1993: Keep existing Supreme Court, transfer all cases in Court of Criminal Appeals

The 1993 effort (HJR 97 / SJR 39) went nowhere in House, but was at least the subject of a hearing before the Senate Jurisprudence Committee 4/6/1993.

1999: Merge the Court of Criminal Appeals into Supreme Court; change judicial selection; create judicial term limits

A 1999 proposal (HJR 96) would have effectively merged the two courts, creating a mega-court consisting of 15 justices (Chief Justice + 14), 8 of whom would form a quorum generally. The proposal would have required the concurrence of eight justices to decide a case, authorized the court to sit in panels of at least five justices, and required the court to sit en banc during proceedings involving capital punishment, rehearings of cases on granted motions, and other cases as required by law.

Perhaps even more intriguing about the 1999 proposal was the method of selection for the 15 member court.

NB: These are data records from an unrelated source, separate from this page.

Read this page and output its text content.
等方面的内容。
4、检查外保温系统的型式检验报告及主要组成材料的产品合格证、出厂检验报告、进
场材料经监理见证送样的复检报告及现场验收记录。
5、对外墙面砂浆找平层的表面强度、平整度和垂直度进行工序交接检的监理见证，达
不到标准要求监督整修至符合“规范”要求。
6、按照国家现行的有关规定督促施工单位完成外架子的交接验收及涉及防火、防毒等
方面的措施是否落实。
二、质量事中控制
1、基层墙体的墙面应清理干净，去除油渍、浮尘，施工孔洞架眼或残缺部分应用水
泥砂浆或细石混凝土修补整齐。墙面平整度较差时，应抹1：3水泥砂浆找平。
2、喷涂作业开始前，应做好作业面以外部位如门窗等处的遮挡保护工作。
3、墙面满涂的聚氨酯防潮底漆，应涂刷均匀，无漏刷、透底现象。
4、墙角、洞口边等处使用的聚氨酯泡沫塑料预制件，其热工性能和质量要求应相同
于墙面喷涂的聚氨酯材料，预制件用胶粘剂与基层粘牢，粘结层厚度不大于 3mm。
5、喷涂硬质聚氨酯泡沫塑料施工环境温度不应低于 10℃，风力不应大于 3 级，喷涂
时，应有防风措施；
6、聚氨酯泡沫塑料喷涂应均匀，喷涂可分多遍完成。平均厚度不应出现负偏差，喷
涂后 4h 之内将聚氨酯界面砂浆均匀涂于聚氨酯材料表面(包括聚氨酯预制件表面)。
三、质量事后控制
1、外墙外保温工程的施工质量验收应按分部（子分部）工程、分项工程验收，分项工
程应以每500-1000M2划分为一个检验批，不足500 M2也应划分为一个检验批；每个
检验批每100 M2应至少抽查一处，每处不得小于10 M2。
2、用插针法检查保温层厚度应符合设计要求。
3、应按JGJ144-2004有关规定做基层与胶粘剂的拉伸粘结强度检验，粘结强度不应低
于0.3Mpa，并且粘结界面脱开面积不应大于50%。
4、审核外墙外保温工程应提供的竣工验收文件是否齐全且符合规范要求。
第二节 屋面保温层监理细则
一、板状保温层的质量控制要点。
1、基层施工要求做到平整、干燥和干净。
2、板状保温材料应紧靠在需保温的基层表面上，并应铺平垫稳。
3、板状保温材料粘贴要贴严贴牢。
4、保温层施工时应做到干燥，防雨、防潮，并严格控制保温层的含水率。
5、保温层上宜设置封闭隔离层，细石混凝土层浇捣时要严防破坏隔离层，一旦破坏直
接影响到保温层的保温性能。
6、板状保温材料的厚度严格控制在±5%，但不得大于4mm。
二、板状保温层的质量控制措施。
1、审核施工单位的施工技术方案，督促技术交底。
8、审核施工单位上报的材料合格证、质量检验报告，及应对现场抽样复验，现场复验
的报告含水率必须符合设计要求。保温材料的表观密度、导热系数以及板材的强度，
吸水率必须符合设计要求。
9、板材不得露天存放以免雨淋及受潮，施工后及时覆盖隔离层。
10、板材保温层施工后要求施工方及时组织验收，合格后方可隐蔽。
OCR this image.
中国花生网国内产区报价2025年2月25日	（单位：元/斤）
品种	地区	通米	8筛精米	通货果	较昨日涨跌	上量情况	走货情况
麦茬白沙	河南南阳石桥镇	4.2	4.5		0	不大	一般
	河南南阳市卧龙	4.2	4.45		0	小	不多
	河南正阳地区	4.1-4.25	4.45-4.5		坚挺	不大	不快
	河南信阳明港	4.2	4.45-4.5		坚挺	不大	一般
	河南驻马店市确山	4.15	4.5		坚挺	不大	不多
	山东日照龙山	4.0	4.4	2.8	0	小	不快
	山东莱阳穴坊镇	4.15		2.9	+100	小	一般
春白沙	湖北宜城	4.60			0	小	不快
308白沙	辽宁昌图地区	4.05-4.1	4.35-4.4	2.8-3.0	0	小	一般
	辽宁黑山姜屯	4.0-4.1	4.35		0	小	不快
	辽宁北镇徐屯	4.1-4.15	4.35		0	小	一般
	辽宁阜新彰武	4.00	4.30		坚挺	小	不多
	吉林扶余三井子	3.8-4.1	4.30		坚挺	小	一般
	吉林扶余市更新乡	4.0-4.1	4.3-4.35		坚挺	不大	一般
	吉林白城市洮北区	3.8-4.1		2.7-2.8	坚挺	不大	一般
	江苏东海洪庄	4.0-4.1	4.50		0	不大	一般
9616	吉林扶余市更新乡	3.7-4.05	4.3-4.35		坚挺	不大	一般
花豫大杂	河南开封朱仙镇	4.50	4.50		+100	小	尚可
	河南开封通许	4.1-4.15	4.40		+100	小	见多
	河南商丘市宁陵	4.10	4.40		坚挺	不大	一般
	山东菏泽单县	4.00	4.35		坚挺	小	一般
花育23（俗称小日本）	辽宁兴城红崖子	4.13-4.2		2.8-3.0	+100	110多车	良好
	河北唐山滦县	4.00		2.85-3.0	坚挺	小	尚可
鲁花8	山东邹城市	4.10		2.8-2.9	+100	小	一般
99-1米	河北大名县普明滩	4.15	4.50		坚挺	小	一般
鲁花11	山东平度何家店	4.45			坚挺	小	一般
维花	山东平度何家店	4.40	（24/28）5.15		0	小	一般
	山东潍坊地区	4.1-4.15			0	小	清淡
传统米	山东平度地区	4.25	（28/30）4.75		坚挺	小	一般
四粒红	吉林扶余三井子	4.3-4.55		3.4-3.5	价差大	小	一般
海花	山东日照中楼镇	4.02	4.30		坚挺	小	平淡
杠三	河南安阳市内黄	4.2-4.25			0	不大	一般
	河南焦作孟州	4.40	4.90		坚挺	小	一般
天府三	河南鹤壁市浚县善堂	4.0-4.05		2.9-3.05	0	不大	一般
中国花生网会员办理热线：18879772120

  • 7 would be elected by district in partisan elections for their initial terms and yes/no retention elections thereafter
  • 7 would be appointed by district by the governor
  • The chief justice would be appointed by the governor but could not be from the same district has the immediate past chief justice

Finally, HJR 96 would have imposed judicial term limits of 20 years (terms would remain at 6 years).

HJR 96 got a hearing before the House Judicial Affairs Committee on April 26, 1999 and proceeded no further.

2003: Keep existing Supreme Court, transfer all cases in Court of Criminal Appeals

HJR 67 and SJR 40 of 2003, as well as HJR 5A of the First 2003 Special Session, picked up where their 1993 counterparts left off and met substantively the same fate: none received a committee hearing.

2011/2013:  Keep existing Supreme Court, transfer all cases in Court of Criminal Appeals

HJR 35 of 2011 and HJR 36 of 2013, both introduced by the same House member, repeat almost verbatim the original 1993 proposal(s). The 2011 version failed to have so much as a committee hearing. The 2013 version was prefiled in mid-November.